Help needed to run monthly cleanup of contact details in membership database

JeffBarker

Registered User.
Local time
Today, 10:18
Joined
Dec 7, 2010
Messages
130
Hi guys,

We've just recently taken on a new membership database from one of our clients, which currently has around 1,000 existing members.

Their database came to us in the shape of an excel spreadsheet with contact details for all members (Title, First Name, Surname, Job Title, Company Name, Address 1 etc), and we've sucked this data in to our main CRM database so that we're able to send out the bi-monthly membership magazine, email circulars and the like.

NB: It's worth noting here that their data has been split out into the relevant fields in our main SiteContacts and SiteInformation tables (contact details in the former, company name and address etc in the latter) for greater use, so although we have their excel spreadsheet sitting in our CRM as a table, that's now just there for information purposes.

Part of our remit is to keep their data as clean as possible, so every month they send us a new version of their excel spreadsheet which contains the data of all their members - and we're required to crosscheck the new data against that which we're currently holding.

The kicker here is that literally any part of a members' details could change - Surname (due to marital status etc), Company Details, Job Title etc...and we're also led to believe that members will receive a new Membership Number each time they renew at the end of their 12-month membership period.

So I'm really stumped on the best way to check the data for any updates or amendments, and I'm hoping that the helpful people in Access World Forums can assist please!!

Thanks in advance!

Jeff.
 
Is the new version a complete list of all their members? If so, why not simply delete the data you have in the tables and import the updated version?
 
Is the new version a complete list of all their members? If so, why not simply delete the data you have in the tables and import the updated version?

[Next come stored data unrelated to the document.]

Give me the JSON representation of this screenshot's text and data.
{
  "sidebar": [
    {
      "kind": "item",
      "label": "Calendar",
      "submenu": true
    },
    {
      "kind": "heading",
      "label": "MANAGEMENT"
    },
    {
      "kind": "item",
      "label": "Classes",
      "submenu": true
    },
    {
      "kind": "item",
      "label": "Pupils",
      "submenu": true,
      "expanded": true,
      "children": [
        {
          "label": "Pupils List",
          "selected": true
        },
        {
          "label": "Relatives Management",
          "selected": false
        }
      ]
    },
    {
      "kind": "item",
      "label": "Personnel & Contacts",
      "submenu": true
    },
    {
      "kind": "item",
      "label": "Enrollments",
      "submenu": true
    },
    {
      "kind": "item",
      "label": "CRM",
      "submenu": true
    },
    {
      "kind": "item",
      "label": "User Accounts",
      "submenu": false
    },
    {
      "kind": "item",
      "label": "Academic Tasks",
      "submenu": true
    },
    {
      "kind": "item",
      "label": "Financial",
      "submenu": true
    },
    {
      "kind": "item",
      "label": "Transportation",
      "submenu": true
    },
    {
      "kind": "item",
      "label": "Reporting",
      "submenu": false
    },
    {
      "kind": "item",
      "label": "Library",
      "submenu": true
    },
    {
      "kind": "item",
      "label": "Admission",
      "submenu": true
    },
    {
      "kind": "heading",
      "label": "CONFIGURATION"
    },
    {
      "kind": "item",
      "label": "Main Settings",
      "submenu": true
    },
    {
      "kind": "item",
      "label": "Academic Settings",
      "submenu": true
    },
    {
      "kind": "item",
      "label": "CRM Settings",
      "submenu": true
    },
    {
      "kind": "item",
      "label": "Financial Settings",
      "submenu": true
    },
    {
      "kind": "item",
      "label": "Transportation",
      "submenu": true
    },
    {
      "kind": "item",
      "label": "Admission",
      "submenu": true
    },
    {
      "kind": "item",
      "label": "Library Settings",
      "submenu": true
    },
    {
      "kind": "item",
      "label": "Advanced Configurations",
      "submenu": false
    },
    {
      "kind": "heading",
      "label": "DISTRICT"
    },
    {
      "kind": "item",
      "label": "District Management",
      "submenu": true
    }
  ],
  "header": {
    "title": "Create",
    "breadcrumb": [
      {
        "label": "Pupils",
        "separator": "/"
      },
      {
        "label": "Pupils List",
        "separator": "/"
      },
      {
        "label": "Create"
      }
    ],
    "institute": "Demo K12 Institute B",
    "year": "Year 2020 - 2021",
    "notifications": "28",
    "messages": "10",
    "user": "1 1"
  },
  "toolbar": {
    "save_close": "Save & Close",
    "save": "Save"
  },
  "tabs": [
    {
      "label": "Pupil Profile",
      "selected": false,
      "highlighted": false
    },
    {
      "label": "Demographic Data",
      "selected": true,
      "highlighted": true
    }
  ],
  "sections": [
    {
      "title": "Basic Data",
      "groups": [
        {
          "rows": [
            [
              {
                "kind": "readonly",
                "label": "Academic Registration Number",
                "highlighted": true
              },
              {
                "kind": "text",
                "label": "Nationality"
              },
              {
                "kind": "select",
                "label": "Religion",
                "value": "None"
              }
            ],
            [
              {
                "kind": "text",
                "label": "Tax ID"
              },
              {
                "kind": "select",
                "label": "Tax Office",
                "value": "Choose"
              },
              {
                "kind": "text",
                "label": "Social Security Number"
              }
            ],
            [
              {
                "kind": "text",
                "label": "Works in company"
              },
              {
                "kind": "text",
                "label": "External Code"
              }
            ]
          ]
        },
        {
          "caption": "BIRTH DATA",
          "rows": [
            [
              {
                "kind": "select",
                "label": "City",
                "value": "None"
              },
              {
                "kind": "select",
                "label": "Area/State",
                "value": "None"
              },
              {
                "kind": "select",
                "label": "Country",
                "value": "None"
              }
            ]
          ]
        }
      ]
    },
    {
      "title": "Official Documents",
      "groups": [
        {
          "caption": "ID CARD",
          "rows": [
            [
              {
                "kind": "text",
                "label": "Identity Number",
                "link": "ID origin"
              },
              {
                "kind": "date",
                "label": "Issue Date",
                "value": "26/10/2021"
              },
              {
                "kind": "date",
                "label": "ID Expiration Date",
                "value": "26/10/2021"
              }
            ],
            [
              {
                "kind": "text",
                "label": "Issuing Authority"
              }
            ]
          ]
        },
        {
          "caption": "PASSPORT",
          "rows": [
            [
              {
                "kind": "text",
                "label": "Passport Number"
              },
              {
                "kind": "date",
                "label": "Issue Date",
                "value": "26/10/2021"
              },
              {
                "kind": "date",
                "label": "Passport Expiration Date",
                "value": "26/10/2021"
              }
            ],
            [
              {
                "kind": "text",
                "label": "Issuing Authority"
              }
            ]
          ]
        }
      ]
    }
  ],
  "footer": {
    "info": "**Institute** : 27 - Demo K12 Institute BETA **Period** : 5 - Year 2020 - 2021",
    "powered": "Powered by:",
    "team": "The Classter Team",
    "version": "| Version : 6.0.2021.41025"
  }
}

Thanks for the reply, TJPoorman! :)

Theoretically, that's the best idea - the latest spread they send us will always be the master version to use - but we'd potentially like to keep a record of any contacts who are no longer members, so although they no longer receive membership benefits they would remain on our system in case they ever joined again.

So in this instance, just removing their magazine subscription from tblCirculation (which holds all our subscription info and links to SiteContacts by ContactID) would suffice.

Currently, the only way we have of identifying members is if their record in SiteInformation has 'CGC Member 2014' in the Description field, and if they also have a corresponding record relating to a CGC Magazine subscription in tblCirculation.

SiteInformation links to SiteContacts via SiteID, and then SiteContacts links to tblCirculation via ContactID.

We do have the previous master spreadsheet, so comparing that against the new one shouldn't be a problem - if that's actually relevant?

EDIT: Thinking more about the fact that we'll be keeping all the previous versions of the master sheet, I've come up with a possible solution!

When we import the new master sheet, we compare it against the previous version and somehow mark any records that have changed with either a chk field or a text box (describing the change(s)), which we then go in and update manually on the system?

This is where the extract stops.